17 Ağustos 2018 Cuma

Suyun Çatlağı ve Partisiz Örgütlenme




Seçimler ve partiler ile ilgili olarak gözümü açan ve fikrimi tamamen değiştiren Özcan Yüksek’in tweet mesajı oldu. Yurt dışında, muhalefet partisi liderleri, az da oy kaybetmişlerse, istifa ediyorlarmış. İktidar durumunda da ciddi oy kaybında mutlaka istifa geliyormuş. Ünkü insanlar o lideri yenilgi ile özdeştiriyormuş. Bu yüzden de hemen lider değiştiriyorlarmış. Çünkü o lider hep yenilgi ile anılıyormuş.
                O an Kemal Kılıçdaroğlu’nu folk duygularımla destekliyor olduğumu anladım. O da Kürt ve Aleviydi. Ben o gece, partililerin bile sabah dört buçuğa kadar ulaşamadığı Muharrem İnce’yi de kaybedenler listesine koydum. Seçimden önce, bu iş birinci turda biter diyen adamla, seçimden sonra ikinci tura kalsa alamazdım diyen adamla aynı kişi değil. Selanik göçmeni olması da bizi kandırmasın. O da artık kaybedenlerdendir.
                22 Haziran günü Muharrem İnce’nin Ankara mitingindeydim. Hem kalabalık, hem de kalabalığın heyecanı sahiciydi.  Aradan on gün geçmeden de, Tandoğan meydanında 2 Temmuz anmasındaydım. Yirmi yılın en heyecansız ve tenha mitingiydi. Muharrem İnce, her ikisinin de mimarıydı.
                Muharrem İnce’nin mitinglerindeki heyecan sahici ve CHP’nin başarısıydı. Peki, ne oldu da 24 Haziran’da bu heyecan söndü? Laf kalabalığı arasındaki gerçeği bulmaya çalışalım. O gece olanları, bu satırların okurları az ya da çok biliyordur. Lafı çok uzatmayacağım. Cumhurbaşkanına verilen yetkileri biliyorsunuz. Bir kimse, ya tüh, seçimde az oy almıştım,  bırakıp, gideyim demez.
                Demek ki bir devrime ihtiyacımız var.
                En başta söyleyeyim, hiç öyle ekonomik krize bakmayın. Venezüella’da, Hitler’i iktidara getirdiği söylenen enflasyon kadar enflasyon var, uzun zamandır. Rusya’da da ekonomi hiç iyi gibi değil.  Ayrıca ekonomi de her şey değil. Kaddafi devrildiğinde Libya’da ekonomi tıkırındaydı ve petrol fiyatları zirvedeydi.

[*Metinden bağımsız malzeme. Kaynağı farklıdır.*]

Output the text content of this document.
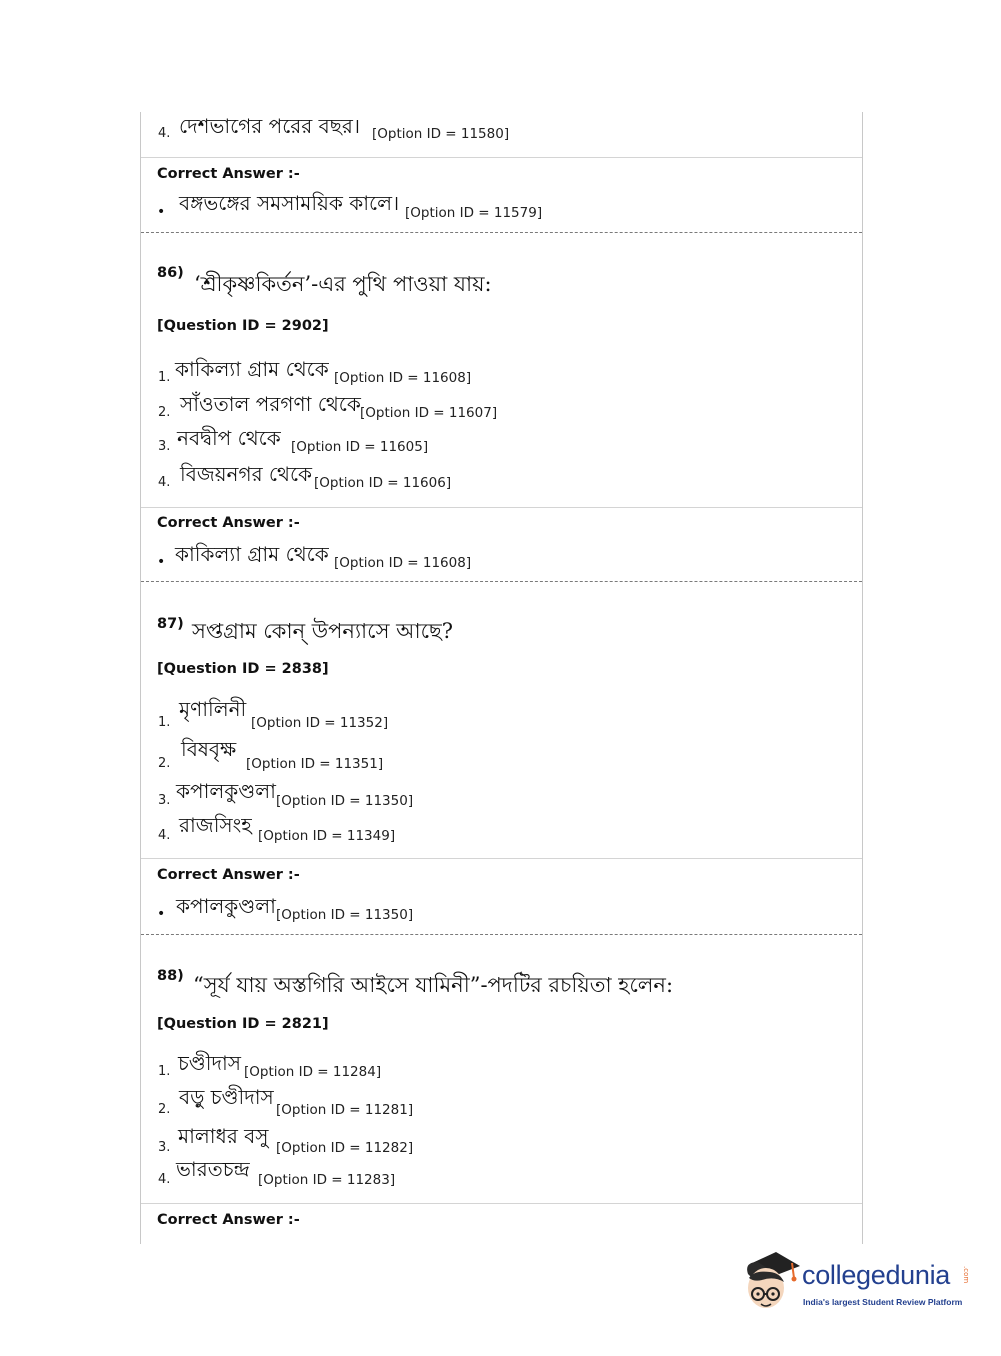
4. দেশভাগের পরের বছর। [Option ID = 11580]
Correct Answer :-
• বঙ্গভঙ্গের সমসাময়িক কালে। [Option ID = 11579]
86) ‘শ্রীকৃষ্ণকির্তন’-এর পুথি পাওয়া যায়:
[Question ID = 2902]
1. কাকিল্যা গ্রাম থেকে [Option ID = 11608]
2. সাঁওতাল পরগণা থেকে [Option ID = 11607]
3. নবদ্বীপ থেকে [Option ID = 11605]
4. বিজয়নগর থেকে [Option ID = 11606]
Correct Answer :-
• কাকিল্যা গ্রাম থেকে [Option ID = 11608]
87) সপ্তগ্রাম কোন্ উপন্যাসে আছে?
[Question ID = 2838]
1.
মৃণালিনী
[Option ID = 11352]
2.
বিষবৃক্ষ
[Option ID = 11351]
3. কপালকুণ্ডলা [Option ID = 11350]
4. রাজসিংহ [Option ID = 11349]
Correct Answer :-
• কপালকুণ্ডলা [Option ID = 11350]
88) “সূর্য যায় অস্তগিরি আইসে যামিনী”-পদটির রচয়িতা হলেন:
[Question ID = 2821]
1. চণ্ডীদাস [Option ID = 11284]
2.
বড়ু চণ্ডীদাস
[Option ID = 11281]
3. মালাধর বসু [Option ID = 11282]
4. ভারতচন্দ্র [Option ID = 11283]
Correct Answer :-
collegedunia .com
India's largest Student Review Platform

                Atatürk’ün dediği gibi sadece kendimize güvenmek zorundayız. Solcular olarak malumunuz, Venezüella devlet başkanı Nikholas Maduro’dan kazığını yedik. Zira altın madenleri olan Venezüella’nın, altın rafinerisi yok.  İstanbul’da bir tane var, Amerikan yaptırımlarından dolayı, eskiden İsviçre’de yaptıkları rafineyi, mecburen Türkiye’de yaptırıyor. Amerika’da bundan memnun, zira Venezüella gibi bir ülkenin ürünlerinin, özellikle petrolünün piyasadan silinmesi, petrol fiyatlarını yükseltir ve bu da Rusya’yı güçlendirir. Amerika’nın istediği yaptırım uyguladığı ülkelerin ürünlerinden para kazanamaması, daha doğrusu ucuza satmak zorunda kalmasıdır.
                Şimdi bizim sosyalistlerin, ya da çok solcuların tuhafına gidecek belki ama AKP’nin Küba ile de arası iyi.  Küba, Türk hastalar, özellikle kanser hastaları üzerinden iyi para kazanıyor. Ülkede hem doktor başta olmak üzere sağlık çalışanı maaşlarının düşük olması, hem de devletin sağlık konusundaki destekleri sayesinde,  Küba pek çok tedavide ucuz bir ülke. Özellikle kanser tedavilerinde, aşılacak koca Atlas okyanusuna rağmen, İngiltere, Almanya gibi Avrupa ülkelerinden daha ucuz olabiliyor. Sağlık bakanlığı da Küba tedavilerini destekliyor.
                Ben Küba devletinden de bir Maduro  tavrı bekliyorum. Yani solcu bildiklerimiz bile bize madik atabiliyor.
                Avrupalılardan da ümit yok, onlar bu tek adam rejimini destekliyor. Yalandan birkaç muhalife sığınma hakkı veriyor, birkaç muhalif derneği destekliyor, o kadar.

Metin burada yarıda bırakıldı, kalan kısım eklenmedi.